An original member of the club back when it started around 1996, local Waihi butcher ‘Pk Bonz' – real name John Evetts - started rally car racing in 1974.

'In 1978 I went to speedway,” says John. 'My first car was a Mark 1 Escort.”

He recalls the beginnings of the Waihi Beach Dirt Track.

'From what I can remember, where the track is was quite a big gully. People running the quarry had a lot of fill that couldn't be used, and that was carted up and dumped in the gully and formed quite a nice piece of flat area.

'One of the boys had a car that was going to be buried under all the rubble. They started driving around in circles and hello we've got a bit of a racetrack. It just sort of went from there with about four or five cars.”

John was one of the first to get a car on the track.

'Dennis Boyd who owns Beach Contractors built the track from day one. I knew him cos he'd pulled in to get some parts off me. I asked him what he wanted the parts for and he said: ‘for my race car and we're racing this afternoon' so I queried him whereabouts and why and how.

'He said: ‘we're running at one o'clock, you better come and have a look'. I was working, and pushed all the meat away into the chiller, shot up to this track. He threw a helmet at me and said to me: ‘take my car out', I said: ‘no way'. He called me not a nice name and I said: ‘give me that helmet I'm going to go and drive your car' and I did. And I won my first race.”

During the following fortnight John found a car, put a roll cage in it and was back for the next meeting.

'I don't think I've missed a race meeting since. Might have missed one.”

Race days are held fortnightly from about Labour weekend to Queen's Birthday weekend, with some meetings away, but on average around 14 races a season are held there. Similar to the Waiuku and Meremere clubs, the racing is clockwise.

'We quite often get some of the Baypark cars and some of the boys from Huntly, they come over and race with us.”

Stock cars, saloon cars, six shooters, mini stocks – they all race there.
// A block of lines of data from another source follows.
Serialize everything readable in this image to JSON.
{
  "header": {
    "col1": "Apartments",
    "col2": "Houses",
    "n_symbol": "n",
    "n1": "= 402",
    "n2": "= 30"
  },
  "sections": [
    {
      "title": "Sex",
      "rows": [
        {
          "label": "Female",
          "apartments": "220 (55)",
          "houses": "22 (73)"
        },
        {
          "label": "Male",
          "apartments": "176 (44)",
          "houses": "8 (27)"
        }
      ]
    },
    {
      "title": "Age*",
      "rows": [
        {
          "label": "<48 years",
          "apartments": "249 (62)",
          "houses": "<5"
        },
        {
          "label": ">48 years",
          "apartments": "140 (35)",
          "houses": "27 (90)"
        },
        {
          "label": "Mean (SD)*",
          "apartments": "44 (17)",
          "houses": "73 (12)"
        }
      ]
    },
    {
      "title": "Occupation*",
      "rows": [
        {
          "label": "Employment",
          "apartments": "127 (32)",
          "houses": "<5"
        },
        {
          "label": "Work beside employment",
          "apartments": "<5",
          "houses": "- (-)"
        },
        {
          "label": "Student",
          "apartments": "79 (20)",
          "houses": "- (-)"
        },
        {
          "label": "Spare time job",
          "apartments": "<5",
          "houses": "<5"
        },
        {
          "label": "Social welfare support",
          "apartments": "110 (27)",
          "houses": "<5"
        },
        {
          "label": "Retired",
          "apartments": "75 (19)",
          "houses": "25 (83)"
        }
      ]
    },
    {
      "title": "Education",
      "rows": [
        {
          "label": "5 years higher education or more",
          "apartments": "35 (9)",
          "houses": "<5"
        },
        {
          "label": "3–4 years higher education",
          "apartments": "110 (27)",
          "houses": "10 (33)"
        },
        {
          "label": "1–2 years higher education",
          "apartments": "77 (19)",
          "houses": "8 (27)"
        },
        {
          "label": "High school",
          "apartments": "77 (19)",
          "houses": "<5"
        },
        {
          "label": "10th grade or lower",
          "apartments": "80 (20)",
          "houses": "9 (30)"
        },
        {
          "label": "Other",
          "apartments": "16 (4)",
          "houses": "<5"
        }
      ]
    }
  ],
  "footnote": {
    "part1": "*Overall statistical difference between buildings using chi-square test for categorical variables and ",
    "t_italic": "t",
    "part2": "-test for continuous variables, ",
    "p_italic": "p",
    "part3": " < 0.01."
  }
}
There are classes for V8s, six-cylinders, two and four litre, a production class, mechanics class, junior class, mini-stock class and an open class for the six shooters.

'And there's the ladies class which my missus drives in. Chris, otherwise known as ‘Mrs Pk Bonz' [Pork Bones] – she's been racing up here with us since day one.”

'We can have up to 30 or 40 cars at a meeting. The races are all six or eight laps. It depends how grumpy the flag man is on how many laps we do, we might have done ten and he's thought we've only done eight.”

The club leases the land off local farmer Brownie, who helped build the track and was one of the original racers. It has a million dollar view overlooking the beach.

'It's the best view any speedway track has got in the country.”

Racing starts at 11am on Sunday, February 14, at the Waihi Beach Dirt Track. The Pk Bonz bar and food caravan is open all day, cash only. Gate fee is $5.